In the classic song, "The Sound of Silence", Simon and Garfunkel sing about "people talking without speaking" and "people hearing without listening."  Their message a few lyrics later?  They don't want the only sound to be the sound of silence.  They sing "hear my words that I might teach you, hear my words that I might reach you."

Why did this song pop in my mind when I started thinking about student feedback?  Well, probably because I don't think it's an area that we have really addressed and tapped into as educators.  When you ask teachers if they take feedback from their students...sometimes you get a blank stare and the sound of silence.  For some reason, feedback for many of us humans is a tough pill to swallow.  It's not everyone's favorite activity...to have someone come into your classroom and watch you work.  We get nervous.  We think about making the wrong move or saying the wrong move and then because we thought that, we get ourselves all flustered in the middle of a lesson that we normally had no problem doing.
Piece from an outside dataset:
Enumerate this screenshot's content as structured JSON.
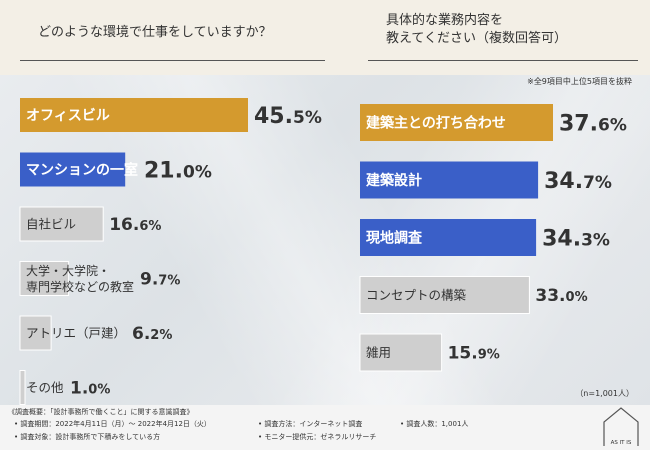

Here's the thing.  You have a lot of someones watching you work everyday.  Even if their eyes aren't always on you, they are usually listening.  And we all know how brutally honest they can be!  Since it is our students who are with us day in and day out, they should be the ones to give us honest feedback.  They should be the ones to help us improve.  It's their future on the line, and if we aren't doing what's best for them, if they aren't hearing us or we aren't reaching them, then we need to know that and make improvements.

Think about this.  If one teacher asks her students for feedback, makes changes and improves her teaching, that class benefits.  If all of the teachers in the school ask for student feedback, make changes and improve, then the whole school benefits.  Teachers improve.  Students improve.  Teaching improves.  Learning improves.  Seems pretty simple to me.